Ryan Lung
Class of 2025B, Washington
About
Projects
- "Highly Compressed LLMS as Classifiers Remain Effective" with mentor Efthimios (Feb. 12, 2024)
Ryan's Symposium Presentation
Project Portfolio
Highly Compressed LLMS as Classifiers Remain Effective
Started Nov. 22, 2023
Abstract or project description
There have been massive strides in natural-language-processing in recent years, largely due to the widespread adoption of the self-attention mechanism in large language models (LLMs). However, this improvement in model output has come at the cost of a prohibitively large memory and computing demand for most devices. Specialized external computing hardware, such as GPUs and TPUS, are required to effectively run these models, which can cost from a few hundred dollars to tens of thousands.
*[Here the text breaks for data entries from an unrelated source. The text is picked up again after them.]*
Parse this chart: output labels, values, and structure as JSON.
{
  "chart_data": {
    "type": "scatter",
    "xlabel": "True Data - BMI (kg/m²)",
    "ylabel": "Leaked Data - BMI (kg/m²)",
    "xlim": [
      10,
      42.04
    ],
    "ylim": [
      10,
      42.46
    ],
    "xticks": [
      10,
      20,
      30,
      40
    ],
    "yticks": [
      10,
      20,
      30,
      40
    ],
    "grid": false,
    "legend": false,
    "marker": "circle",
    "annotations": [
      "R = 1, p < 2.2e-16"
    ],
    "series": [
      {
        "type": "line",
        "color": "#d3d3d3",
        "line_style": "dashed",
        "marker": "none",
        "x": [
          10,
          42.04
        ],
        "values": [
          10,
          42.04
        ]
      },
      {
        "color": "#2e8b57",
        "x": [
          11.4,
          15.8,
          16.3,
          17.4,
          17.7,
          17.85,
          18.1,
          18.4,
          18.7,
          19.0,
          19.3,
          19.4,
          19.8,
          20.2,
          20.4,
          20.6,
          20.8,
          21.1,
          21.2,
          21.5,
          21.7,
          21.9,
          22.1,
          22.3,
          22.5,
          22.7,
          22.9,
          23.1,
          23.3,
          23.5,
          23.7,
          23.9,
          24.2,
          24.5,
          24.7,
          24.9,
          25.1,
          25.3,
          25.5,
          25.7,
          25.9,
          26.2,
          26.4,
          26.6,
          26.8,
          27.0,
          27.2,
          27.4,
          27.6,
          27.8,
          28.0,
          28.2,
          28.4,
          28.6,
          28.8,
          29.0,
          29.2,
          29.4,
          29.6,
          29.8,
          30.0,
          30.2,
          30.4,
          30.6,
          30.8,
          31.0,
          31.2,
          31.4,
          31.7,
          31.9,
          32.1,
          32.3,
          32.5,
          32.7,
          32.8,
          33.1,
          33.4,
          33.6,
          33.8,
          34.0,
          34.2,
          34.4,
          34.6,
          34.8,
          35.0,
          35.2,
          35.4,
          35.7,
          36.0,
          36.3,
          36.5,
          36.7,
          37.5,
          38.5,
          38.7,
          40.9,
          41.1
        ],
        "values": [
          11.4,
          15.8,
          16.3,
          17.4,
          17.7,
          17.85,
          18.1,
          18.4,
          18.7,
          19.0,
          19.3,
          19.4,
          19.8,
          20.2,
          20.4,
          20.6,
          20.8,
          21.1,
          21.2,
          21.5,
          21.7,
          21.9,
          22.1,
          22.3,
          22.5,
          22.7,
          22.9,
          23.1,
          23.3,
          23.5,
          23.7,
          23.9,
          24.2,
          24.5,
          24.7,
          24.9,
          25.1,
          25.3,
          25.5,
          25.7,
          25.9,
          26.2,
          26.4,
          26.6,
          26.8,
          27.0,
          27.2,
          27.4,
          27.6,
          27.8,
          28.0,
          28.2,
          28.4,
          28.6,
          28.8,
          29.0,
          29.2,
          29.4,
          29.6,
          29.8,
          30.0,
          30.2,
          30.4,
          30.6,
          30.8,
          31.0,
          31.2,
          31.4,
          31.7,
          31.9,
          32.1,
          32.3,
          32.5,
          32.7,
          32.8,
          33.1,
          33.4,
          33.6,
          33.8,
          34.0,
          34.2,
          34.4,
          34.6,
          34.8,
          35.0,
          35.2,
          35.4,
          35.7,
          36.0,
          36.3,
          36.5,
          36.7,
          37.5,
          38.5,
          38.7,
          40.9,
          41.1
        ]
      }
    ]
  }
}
These issues only compound when applied to a mobile device setting, where the hardware and storage issues become glaringly obvious. However, LLMs on mobile devices have a vast spread of applications, with an essential one being text classification. With the amount of time youth spend on social media, there is a wealth of potential red flags that could suggest declining mental health. A lightweight and accurate model is vital for detecting these users and getting them help. We fine-tune an emotion text-classification model using Google’s BERT model. We find that we can retain much of the performance of BERT even after utilizing a combination of quantization and pruning, accurately classifying text with a fraction of the computational cost of the original model. With these steps toward improving efficiency of LLMS, it becomes easier to serve a large user base quickly while lowering costs.